08

144 38 42
                                    

drrrrtt....

drrrrtt....

drrrrtt....

"eungh...."

Tita menggerakkan tangan kanannya untuk mencari sumber gangguan pagi ini. Tapi ada sesuatu yang berat menindih sebagian badannya, hanya telapak tangannya saja yang melambai-lambai.

"Haechan, pindah! Berat iiihhh!!" Tita mencoba mendorong onggokan daging itu sekuat tenaga dengan tangan kiri.

"Hmm..."

"Dek ih, awas dulu" gadis itu masih berusaha mendorongnya.

"Ya Tuhan anak ini habis makan apa sih semalem" batin Tita.

"Bukan Haechan, dia udah pergi dari tadi" manusia yang didorong bersuara. Suara berat dan familiar yang terdengar sangat mengantuk.

Perlahan dia memutar badannya menghadap Tita.

Deg.

Seketika Tita bangkit dari posisi tiduran dan secara otomatis terbebas dari penindihan.

"Aduh" Tita meringis sambil memegang pergelangan tangan kirinya yang mengeluarkan darah.

"Cha, kenapa? Apa yang sakit?" dia ikut terbangun dan mulai panik.

"Kenapa kalo gerak suka brutal sih, lihat nih lepas sampe berdarah gini" dia terus mengomel sambil membersihkan dengan tisu.

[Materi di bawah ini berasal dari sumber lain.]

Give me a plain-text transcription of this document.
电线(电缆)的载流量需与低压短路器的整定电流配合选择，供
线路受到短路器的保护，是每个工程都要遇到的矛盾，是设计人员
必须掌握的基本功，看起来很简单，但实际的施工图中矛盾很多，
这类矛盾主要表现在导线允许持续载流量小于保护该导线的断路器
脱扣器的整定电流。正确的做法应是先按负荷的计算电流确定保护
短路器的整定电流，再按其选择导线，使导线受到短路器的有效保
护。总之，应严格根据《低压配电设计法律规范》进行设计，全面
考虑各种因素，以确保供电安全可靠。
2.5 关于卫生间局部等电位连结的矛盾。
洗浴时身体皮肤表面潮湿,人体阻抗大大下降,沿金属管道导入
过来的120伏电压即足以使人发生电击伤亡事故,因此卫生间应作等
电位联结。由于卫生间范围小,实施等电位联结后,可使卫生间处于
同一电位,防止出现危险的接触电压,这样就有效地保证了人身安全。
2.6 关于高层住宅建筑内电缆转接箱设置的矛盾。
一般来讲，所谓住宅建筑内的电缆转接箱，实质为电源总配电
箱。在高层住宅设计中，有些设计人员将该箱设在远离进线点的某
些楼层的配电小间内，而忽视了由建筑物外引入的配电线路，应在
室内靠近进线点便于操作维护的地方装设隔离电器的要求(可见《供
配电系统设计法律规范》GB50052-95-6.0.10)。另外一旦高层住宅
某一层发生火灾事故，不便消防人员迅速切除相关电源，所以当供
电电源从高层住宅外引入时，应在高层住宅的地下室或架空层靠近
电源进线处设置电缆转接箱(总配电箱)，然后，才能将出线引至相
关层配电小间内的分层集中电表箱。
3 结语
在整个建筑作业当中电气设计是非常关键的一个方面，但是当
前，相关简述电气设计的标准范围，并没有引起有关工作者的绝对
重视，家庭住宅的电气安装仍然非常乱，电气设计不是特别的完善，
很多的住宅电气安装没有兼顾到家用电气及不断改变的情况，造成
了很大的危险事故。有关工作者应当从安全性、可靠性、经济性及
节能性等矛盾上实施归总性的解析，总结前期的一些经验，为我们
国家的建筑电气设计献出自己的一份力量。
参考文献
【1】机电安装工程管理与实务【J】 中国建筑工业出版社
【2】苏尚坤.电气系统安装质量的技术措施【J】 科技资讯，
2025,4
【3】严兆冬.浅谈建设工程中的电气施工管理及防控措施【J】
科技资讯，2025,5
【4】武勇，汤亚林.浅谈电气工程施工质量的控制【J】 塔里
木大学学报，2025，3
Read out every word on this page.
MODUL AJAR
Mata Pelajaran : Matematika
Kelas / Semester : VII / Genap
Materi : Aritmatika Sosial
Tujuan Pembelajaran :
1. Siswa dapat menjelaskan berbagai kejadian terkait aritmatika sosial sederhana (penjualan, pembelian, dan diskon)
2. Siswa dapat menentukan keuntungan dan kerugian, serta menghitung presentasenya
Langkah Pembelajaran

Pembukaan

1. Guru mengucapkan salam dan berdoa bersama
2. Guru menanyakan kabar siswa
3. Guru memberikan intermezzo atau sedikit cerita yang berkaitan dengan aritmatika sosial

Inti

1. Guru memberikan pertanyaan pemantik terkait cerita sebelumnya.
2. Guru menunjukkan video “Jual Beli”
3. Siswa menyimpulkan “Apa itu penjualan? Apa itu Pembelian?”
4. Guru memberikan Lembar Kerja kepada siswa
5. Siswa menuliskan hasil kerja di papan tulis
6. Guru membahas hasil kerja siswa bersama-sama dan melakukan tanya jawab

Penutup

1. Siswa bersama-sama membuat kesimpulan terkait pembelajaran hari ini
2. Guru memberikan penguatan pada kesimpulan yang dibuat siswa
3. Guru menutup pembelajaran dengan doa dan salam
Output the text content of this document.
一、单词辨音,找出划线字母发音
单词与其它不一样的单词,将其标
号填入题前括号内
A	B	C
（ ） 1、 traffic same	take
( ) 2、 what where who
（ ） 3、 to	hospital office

Tidak lama dokter dan suster datang. Suster mengambil alih membersihkan darah dan memasang kembali infus. Sementara itu dokter sibuk berbincang dengan si tukang omel dan tak lama mereka keluar.

"Dyo" panggil Tita lirih.

"Mau minum?" tanya nya sambil membawakan air dari nakas.

"Sini, agak deket" Tita meraih gelas air yang di bawanya dan menarik tangannya hingga wajah mereka mendekat.

Tak.

"Aw! Sakit tau!" Dyo mengusap dahinya yang baru saja disentil dengan keras.

"Siapa suruh tidur di samping aku" jawab gadis itu santai sambil menegak air putih.

"Trus kamu juga pagi-pagi ngomel ke aku, padahal itu salah kamu" lanjutnya.

"Kamu sakit gini dapet tenaga dari mana sih?" Sambil masih saja mengusap dahinya yang merah.

"Dedek kemana?" tanya Tita alih-alih menjawab pertanyaan Dyo.

"Sekolah Cha, kasian hari ini ulangan tapi dia semaleman nungguin kamu. Mau jadi laki-laki bertanggung jawab katanya" jawab Dyo yang sekarang sedang mengaduk bubur.

"Trus kamu ngapain disini? Ga kuliah emang?"

"Mau jadi laki-laki yang bertanggung jawab juga" jawabnya sambil mengambil sesendok bubur dan mengarahkannya ke pada Tita.

"Aku bisa sendiri" Tita mengambil sendok dan mangkok bubur itu dari tangan Dyo dan mendapatkan sesuap, wajahnya langsung berbinar.

"Bertanggung jawab apanya kalo ga kuliah gitu?" lanjutnya sambil menyantap bubur buatan pria yang terkenal jago masak ini.

"Hmm...enak" lirihnya menyendok untuk kedua kalinya.

"Kan kuliah ada jatah bolosnya, aku pake buat hal beguna banget loh ini" jawab Dyo sambil merebahkan kepalanya di pinggir ranjang rumah sakit.

"Dyo"

"Kenapa?" Dyo mendongakkan kepalanya sambil menutup dahinya, takut disentil lagi.

"Masa iya sih Taeyong seteledor itu?" tanya Tita sambil meraih tangan Dyo dan mengusap pelan dahi kekasihnya yang tadi ia sentil.